Jacobian matrix computation

Hi there, I was trying to compute the real Jacobian matrix of the input and output from a network. I figure out two ways to do this, and I think they should be identical. But the results are different and I can’t find why. Below are some example codes to repeat my result.

import torch
from torch import nn
n = 2
in_dim = n
hidden_dims = [10,20]
rnvpNet = nn.ModuleList([])
for h_dim in hidden_dims:
    rnvpNet.append(nn.Linear(in_dim, h_dim))
    rnvpNet.append(nn.BatchNorm1d(h_dim))
    rnvpNet.append(nn.Tanh())
    in_dim = h_dim

rnvpNet = rnvpNet.append(nn.Linear(h_dim, n))

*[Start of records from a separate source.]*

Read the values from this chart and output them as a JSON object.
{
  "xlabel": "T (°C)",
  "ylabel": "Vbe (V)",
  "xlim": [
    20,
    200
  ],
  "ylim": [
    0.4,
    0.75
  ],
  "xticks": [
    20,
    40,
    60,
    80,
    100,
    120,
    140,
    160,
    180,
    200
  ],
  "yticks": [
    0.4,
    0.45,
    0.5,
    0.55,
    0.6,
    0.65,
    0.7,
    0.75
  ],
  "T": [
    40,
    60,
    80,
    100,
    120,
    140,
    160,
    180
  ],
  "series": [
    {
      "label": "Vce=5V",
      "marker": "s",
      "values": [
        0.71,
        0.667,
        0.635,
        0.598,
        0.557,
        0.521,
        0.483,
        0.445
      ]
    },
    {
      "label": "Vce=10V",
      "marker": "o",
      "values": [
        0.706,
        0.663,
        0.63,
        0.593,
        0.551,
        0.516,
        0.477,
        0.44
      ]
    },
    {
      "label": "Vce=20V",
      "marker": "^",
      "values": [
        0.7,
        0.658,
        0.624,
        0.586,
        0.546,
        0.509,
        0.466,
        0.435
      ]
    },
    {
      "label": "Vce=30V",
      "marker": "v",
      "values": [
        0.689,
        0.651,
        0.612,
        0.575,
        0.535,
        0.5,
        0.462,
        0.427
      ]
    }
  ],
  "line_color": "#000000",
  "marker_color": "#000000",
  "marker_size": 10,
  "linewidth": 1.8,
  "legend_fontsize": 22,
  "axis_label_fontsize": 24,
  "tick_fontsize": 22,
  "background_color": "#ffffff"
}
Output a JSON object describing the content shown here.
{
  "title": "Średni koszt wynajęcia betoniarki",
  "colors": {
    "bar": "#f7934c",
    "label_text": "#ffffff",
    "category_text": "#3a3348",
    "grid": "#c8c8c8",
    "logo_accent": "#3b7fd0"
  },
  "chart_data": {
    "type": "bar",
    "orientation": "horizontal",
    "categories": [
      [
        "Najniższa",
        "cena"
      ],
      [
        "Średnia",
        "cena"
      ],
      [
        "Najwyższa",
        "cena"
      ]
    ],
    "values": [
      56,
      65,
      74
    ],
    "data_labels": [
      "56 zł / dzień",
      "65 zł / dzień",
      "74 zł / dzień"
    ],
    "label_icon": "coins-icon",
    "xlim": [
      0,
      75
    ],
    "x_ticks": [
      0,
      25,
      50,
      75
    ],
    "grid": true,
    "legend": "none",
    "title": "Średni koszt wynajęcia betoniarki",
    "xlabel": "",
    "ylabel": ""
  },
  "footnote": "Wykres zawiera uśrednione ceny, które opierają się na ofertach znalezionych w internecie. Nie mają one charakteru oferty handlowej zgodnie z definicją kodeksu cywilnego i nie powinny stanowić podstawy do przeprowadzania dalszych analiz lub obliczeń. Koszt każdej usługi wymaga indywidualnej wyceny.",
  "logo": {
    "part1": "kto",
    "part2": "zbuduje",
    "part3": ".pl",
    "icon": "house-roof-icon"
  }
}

x = torch.rand(4, n, requires_grad=True)
cur_batch_size = x.shape[0]

# method 1
x1 = x
z1 = x1
for rnvpModule in rnvpNet:
    z1 = rnvpModule(z1)

Jacob1 = torch.eye(n, requires_grad=True).unsqueeze(0).expand(cur_batch_size, n, n)
J1 = Jacob1.clone()
for i in range(n):
    v1 = torch.zeros_like(x)
    v1[:, i] = 1
    J1[:, i, :] = torch.autograd.grad(z1, x1, v1, retain_graph=True)[0]

# method 2
x2 = x.repeat(1, n).view(-1, n)
z2 = x2
for rnvpModule in rnvpNet:
    z2 = rnvpModule(z2)

v2= torch.eye(n).repeat(cur_batch_size, 1)
J2 = torch.autograd.grad(z2, x2, v2, create_graph=True)[0]
J2 = J2.reshape(cur_batch_size, n, n)

J1 method needs to run a for loop, so I think it is slow if n is large. Then I find another implementation, the J2 method from some online sources. I think J1 should be exactly the same as J2. Can anyone help to find what’s wrong with my code?